The simplest and most basic trick is to omit the lifetime annotation.

fn do_something(x: &u64) {
  println!("{}", x);
}

It's most of the time easy to elide input lifetimes, but beware that to omit output lifetime annotations, you have to follow these 3 rules:

  • Each elided lifetime in a function's arguments becomes a distinct lifetime parameter.
  • If there is exactly one input lifetime, elided or not, that lifetime is assigned to all elided lifetimes in the return values of that function.
  • If there are multiple input lifetimes, but one of them is &self or &mut self, the lifetime of self is assigned to all elided output lifetimes.

Otherwise, it is an error to elide an output lifetime.

fn do_something(x: &u64)-> &u64 {
    println!("{}", x);
    x
}

// is equivalent to
fn do_something_else<'a>(x: &'a u64)-> &'a u64 {
    println!("{}", x);
    x
}

Smart pointers

Now, not everything is as simple as an HelloWorld and you may need some kind of long-lived reference that you can use at multiple places of your codebase (a Database connection for example, or an HTTP client with an internal connection pool).

The solution for long-lived, shared (or not), mutable (or not) references is to use smart pointers.

The only downside is that smart pointers, in Rust, are a little bit verbose (but still way less ugly than lifetime annotations).

Rc

use std::rc::Rc;

fn main() {
    let pointer = Rc::new(1);

    {
        let second_pointer = pointer.clone(); // or Rc::clone(&pointer)
        println!("{}", *second_pointer);
    }

    println!("{}", *pointer);
}

To obtain a mutable, shared pointer, you can use use the interior mutability pattern:

use std::cell::{RefCell, RefMut};
use std::rc::Rc;

fn main() {
    let shared_string = Rc::new(RefCell::new("Hello".to_string()));

    {
        let mut hello_world: RefMut<String> = shared_string.borrow_mut();
        hello_world.push_str(" World");
    }

    println!("{}", shared_string.take());
}

Arc

Unfortunately, Rc<RefCell<T>> cannot be used across threads or in an async context.
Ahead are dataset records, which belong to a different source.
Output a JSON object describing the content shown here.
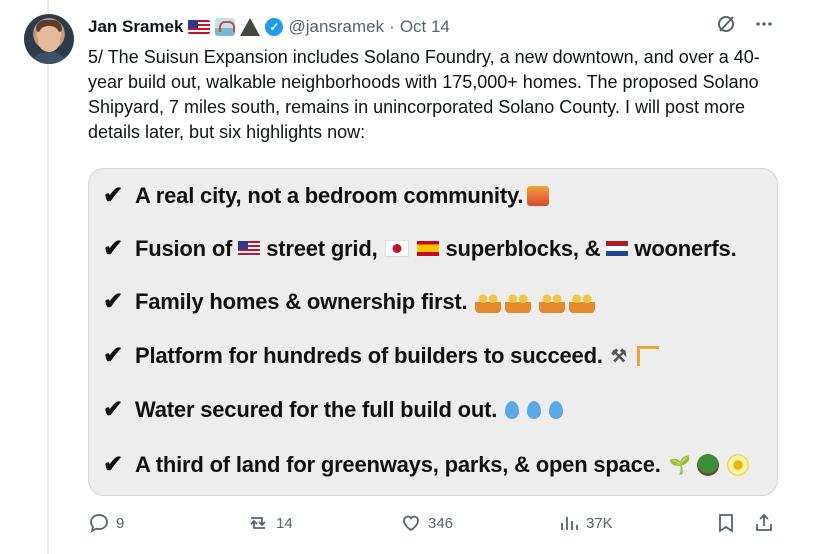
{
  "author": {
    "name": "Jan Sramek",
    "handle": "@jansramek",
    "separator": "·",
    "date": "Oct 14"
  },
  "post_text": "5/ The Suisun Expansion includes Solano Foundry, a new downtown, and over a 40-year build out, walkable neighborhoods with 175,000+ homes. The proposed Solano Shipyard, 7 miles south, remains in unincorporated Solano County. I will post more details later, but six highlights now:",
  "highlights": [
    {
      "check": "✔",
      "text_a": "A real city, not a bedroom community."
    },
    {
      "check": "✔",
      "text_a": "Fusion of",
      "text_b": "street grid,",
      "text_c": "superblocks, &",
      "text_d": "woonerfs."
    },
    {
      "check": "✔",
      "text_a": "Family homes & ownership first."
    },
    {
      "check": "✔",
      "text_a": "Platform for hundreds of builders to succeed."
    },
    {
      "check": "✔",
      "text_a": "Water secured for the full build out."
    },
    {
      "check": "✔",
      "text_a": "A third of land for greenways, parks, & open space."
    }
  ],
  "stats": {
    "replies": "9",
    "reposts": "14",
    "likes": "346",
    "views": "37K"
  },
  "icons": {
    "header": [
      "us-flag-icon",
      "bridge-icon",
      "mountain-icon",
      "verified-icon",
      "grok-icon",
      "more-icon"
    ],
    "actions": [
      "reply-icon",
      "repost-icon",
      "like-icon",
      "views-icon",
      "bookmark-icon",
      "share-icon"
    ]
  },
  "colors": {
    "accent": "#1d9bf0",
    "muted": "#536471",
    "card_bg": "#ededed"
  }
}
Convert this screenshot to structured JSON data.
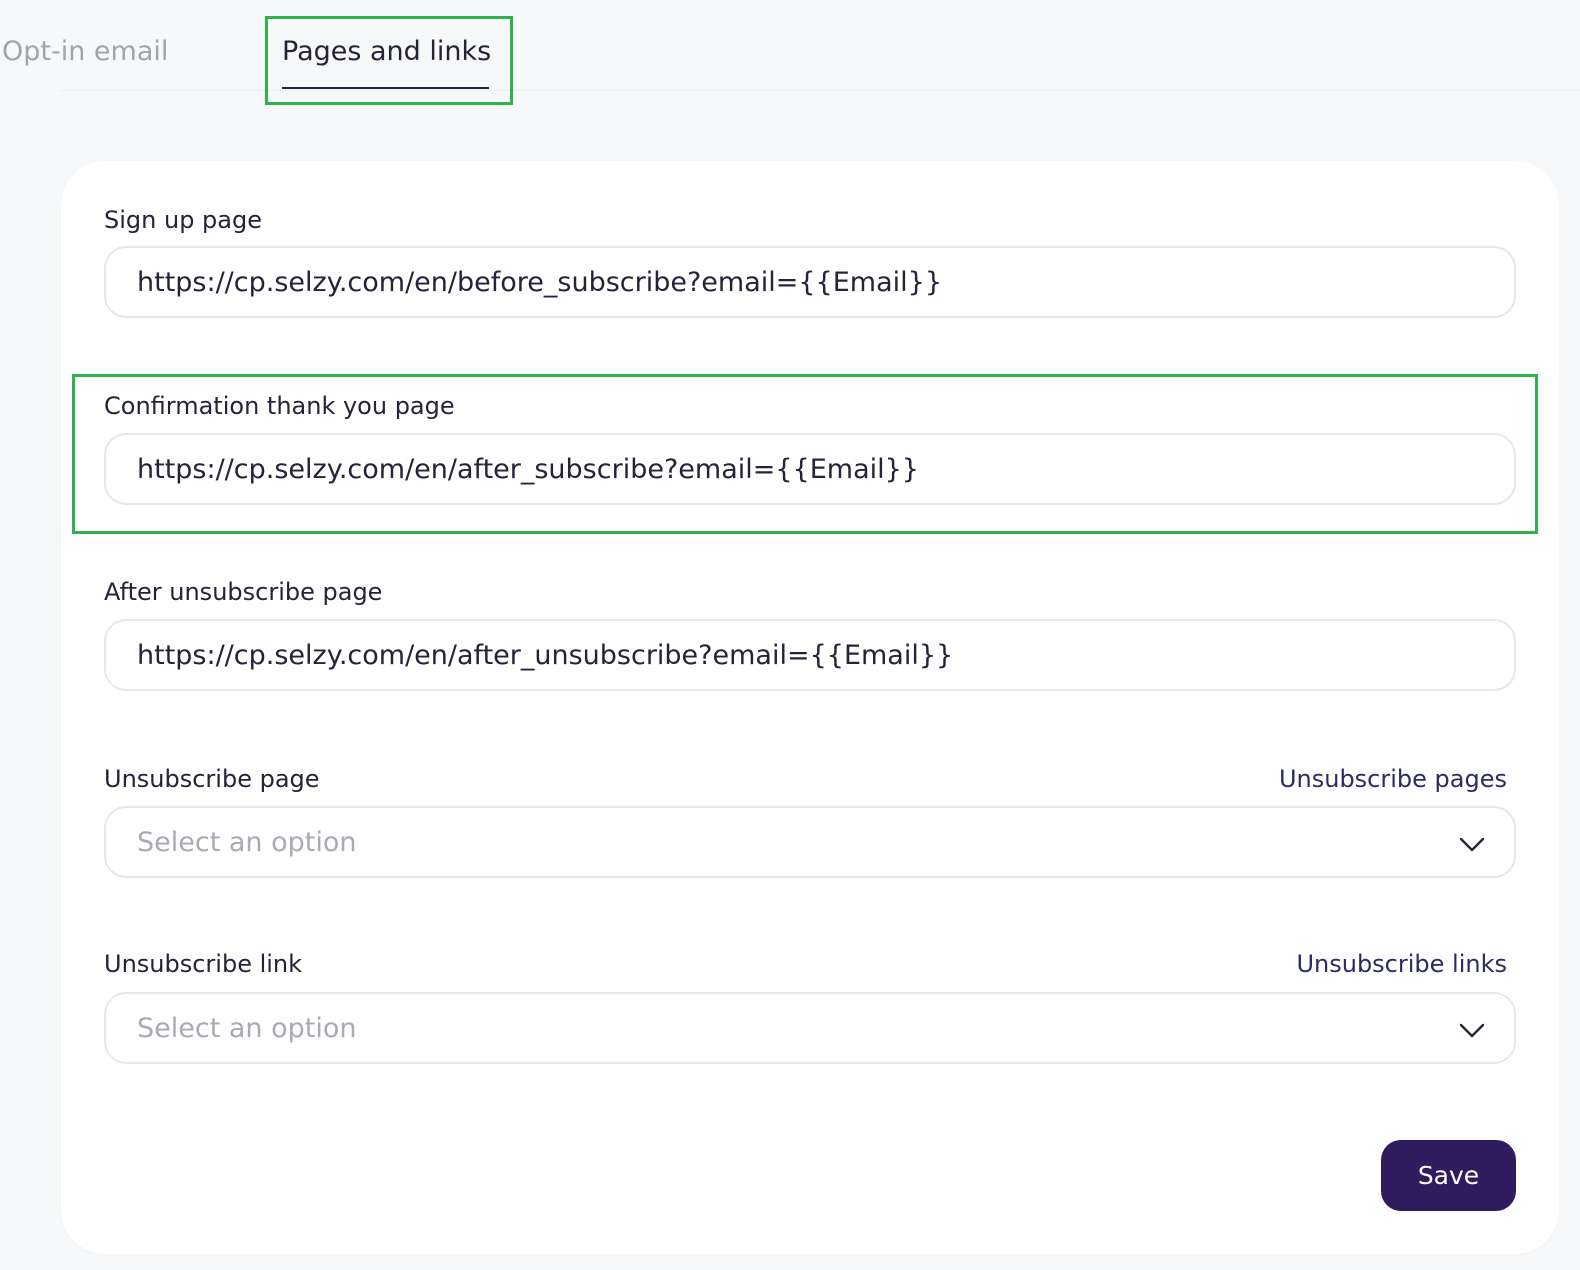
{
  "tabs": [
    {
      "label": "Opt-in email",
      "active": false
    },
    {
      "label": "Pages and links",
      "active": true
    }
  ],
  "fields": {
    "signup": {
      "label": "Sign up page",
      "value": "https://cp.selzy.com/en/before_subscribe?email={{Email}}"
    },
    "confirmation": {
      "label": "Confirmation thank you page",
      "value": "https://cp.selzy.com/en/after_subscribe?email={{Email}}"
    },
    "after_unsubscribe": {
      "label": "After unsubscribe page",
      "value": "https://cp.selzy.com/en/after_unsubscribe?email={{Email}}"
    },
    "unsubscribe_page": {
      "label": "Unsubscribe page",
      "link": "Unsubscribe pages",
      "placeholder": "Select an option"
    },
    "unsubscribe_link": {
      "label": "Unsubscribe link",
      "link": "Unsubscribe links",
      "placeholder": "Select an option"
    }
  },
  "actions": {
    "save_label": "Save"
  },
  "colors": {
    "highlight": "#2fb24a",
    "primary_button": "#2f1b5e",
    "link": "#2e2b63"
  },
  "icons": {
    "dropdown": "chevron-down-icon"
  }
}
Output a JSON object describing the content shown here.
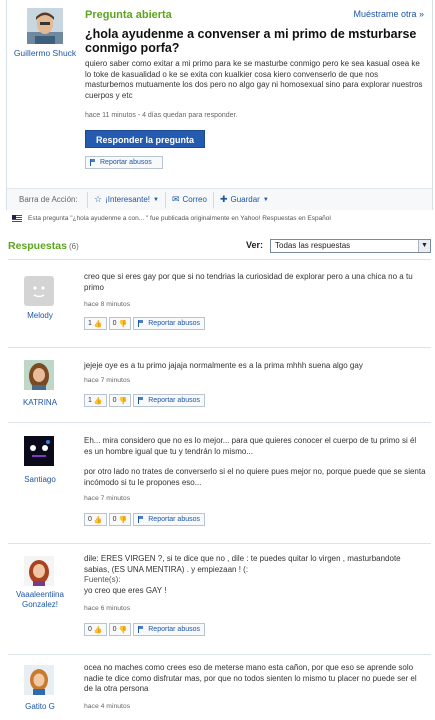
{
  "question": {
    "status": "Pregunta abierta",
    "show_more": "Muéstrame otra »",
    "asker": "Guillermo Shuck",
    "title": "¿hola ayudenme a convenser a mi primo de msturbarse conmigo porfa?",
    "body": "quiero saber como exitar a mi primo para ke se masturbe conmigo pero ke sea kasual osea ke lo toke de kasualidad o ke se exita con kualkier cosa kiero convenserlo de que nos masturbemos mutuamente los dos pero no algo gay ni homosexual sino para explorar nuestros cuerpos y etc",
    "meta": "hace 11 minutos - 4 días quedan para responder.",
    "answer_button": "Responder la pregunta",
    "report": "Reportar abusos"
  },
  "action_bar": {
    "label": "Barra de Acción:",
    "interesting": "¡Interesante!",
    "mail": "Correo",
    "save": "Guardar"
  },
  "origin_note": "Esta pregunta \"¿hola ayudenme a con... \" fue publicada originalmente en Yahoo! Respuestas en Español",
  "answers_header": {
    "title": "Respuestas",
    "count": "(6)",
    "filter_label": "Ver:",
    "filter_value": "Todas las respuestas"
  },
  "answers": [
    {
      "user": "Melody",
      "text": "creo que si eres gay por que si no tendrias la curiosidad de explorar pero a una chica no a tu primo",
      "time": "hace 8 minutos",
      "up": "1",
      "down": "0",
      "report": "Reportar abusos"
    },
    {
      "user": "KATRINA",
      "text": "jejeje oye es a tu primo jajaja normalmente es a la prima mhhh suena algo gay",
      "time": "hace 7 minutos",
      "up": "1",
      "down": "0",
      "report": "Reportar abusos"
    },
    {
      "user": "Santiago",
      "text": "Eh... mira considero que no es lo mejor... para que quieres conocer el cuerpo de tu primo si él es un hombre igual que tu y tendrán lo mismo...",
      "text2": "por otro lado no trates de converserlo si el no quiere pues mejor no, porque puede que se sienta incómodo si tu le propones eso...",
      "time": "hace 7 minutos",
      "up": "0",
      "down": "0",
      "report": "Reportar abusos"
    },
    {
      "user": "Vaaaleentiina Gonzalez!",
      "text": "dile: ERES VIRGEN ?, si te dice que no , dile : te puedes quitar lo virgen , masturbandote sabias, (ES UNA MENTIRA) . y empiezaan ! (:",
      "source_label": "Fuente(s):",
      "source": "yo creo que eres GAY !",
      "time": "hace 6 minutos",
      "up": "0",
      "down": "0",
      "report": "Reportar abusos"
    },
    {
      "user": "Gatito G",
      "text": "ocea no maches como crees eso de meterse mano esta cañon, por que eso se aprende solo nadie te dice como disfrutar mas, por que no todos sienten lo mismo tu placer no puede ser el de la otra persona",
      "time": "hace 4 minutos"
    }
  ]
}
This is where Arc comes into play, which implements Send and Sync and thus is safe to share across threads.

use std::sync::{Arc, Mutex};
use std::{thread, time};

fn main() {
    let pointer = Arc::new(5);

    let second_pointer = pointer.clone(); // or Arc::clone(&pointer)
    thread::spawn(move || {
        println!("{}", *second_pointer); // 5
    });

    thread::sleep(time::Duration::from_secs(1));

    println!("{}", *pointer); // 5
}

For mutable shared variables, you can use Arc<Mutex<T>>:

use std::sync::{Arc, Mutex};
use std::{thread, time};

fn main() {
    let pointer = Arc::new(Mutex::new(5));

    let second_pointer = pointer.clone(); // or Arc::clone(&pointer)
    thread::spawn(move || {
        let mut mutable_pointer = second_pointer.lock().unwrap();
        *mutable_pointer = 1;
    });

    thread::sleep(time::Duration::from_secs(1));

    let one = pointer.lock().unwrap();
    println!("{}", one); // 1
}

Smart pointers are particularly useful when embedded into structures:

struct MyService {
  db: Arc<DB>,
  mailer: Arc<dyn drivers::Mailer>,
  storage: Arc<dyn drivers::Storage>,
  other_service: Arc<other::Service>,
}

When to use lifetimes annotations

In my opinion, lifetimes annotations should never surface in any public API. It's okay to use them if you need absolute performance AND minimal resources usage AND are doing embedded development, but you should keep them hidden in your code, and they should never surface in the public API.